The geophysical interpretation of some key subsurface geological horizons can significantly change through time, due to different interpreters and new or reprocessed geophysical data. As such, the resulting structural maps can change accordingly. Retracing and understanding such evolution in the interpretation is very valuable for any geologist new to the field. Unfortunately, it can be peculiarly time-consuming as the various structural maps are scattered in a large number of unstructured documents of diverse types.

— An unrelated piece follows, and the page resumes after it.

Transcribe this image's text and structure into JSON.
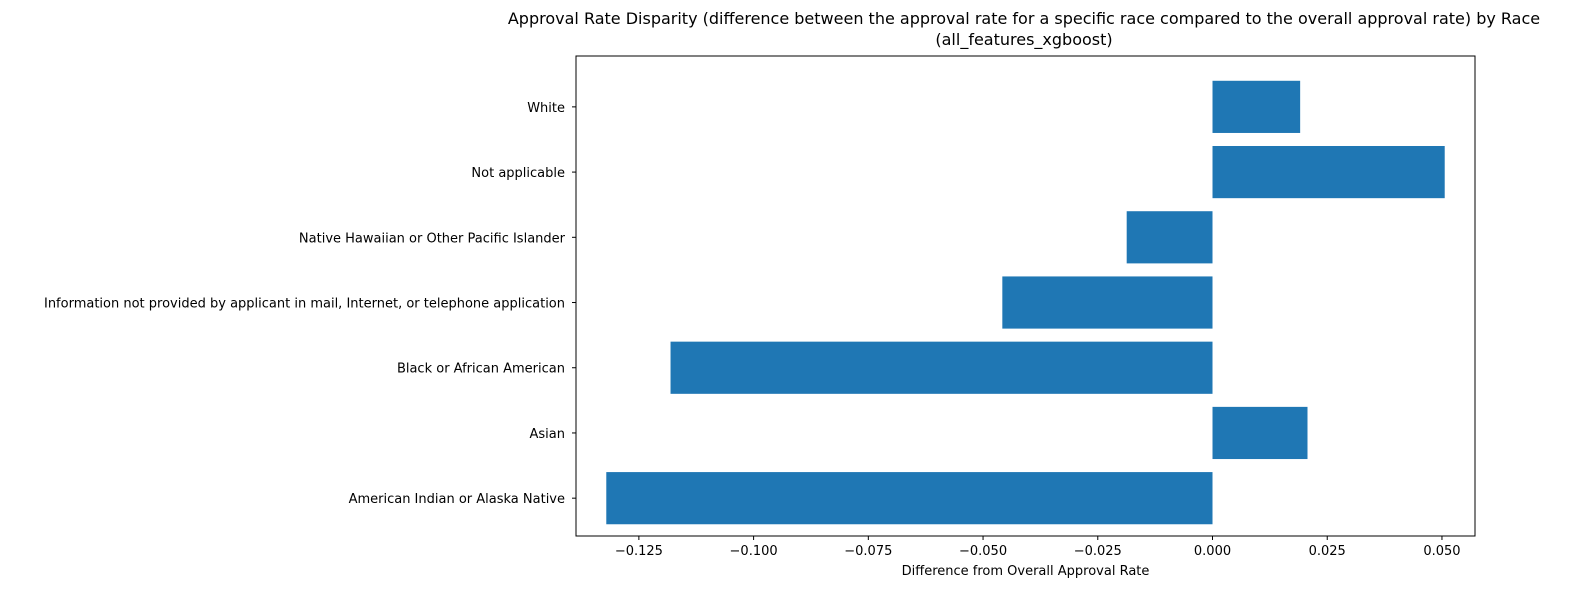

Automatic extraction of these maps, together with the associated information, can improve the efficiency of operational workflows and help professionals save time for more advanced and higher-value activities in their daily work.
Our main objective is to present an end-to-end workflow to automate the extraction of images of interest and the associated information in geoscience documents, and its application on an operational case-study provided by an energy resources company.
We developed an integrated workflow to automate the extraction of images of interest and the associated information in geoscience documents. The implemented workflow relies on a combination of free Python packages for Natural Language Processing, Computer Vision, Optical Character Recognition and Machine Learning. This workflow was applied on a case study using data from an oil field operated by Vermilion Energy, in South-West of France.
More than 90% of the relevant images and related information were extracted from the database. Besides, the whole automated process lasted only 5 hours instead of several weeks of manual work. This illustrates the enormous gains in operational efficiency which can be unlocked with such approaches, further increased by the possibility to explore the information extracted with an interactive web interface.
The proposed workflow is not limited to the use case presented, and it can be applied with minimal adjustment to any kind of information extraction within large knowledge bases.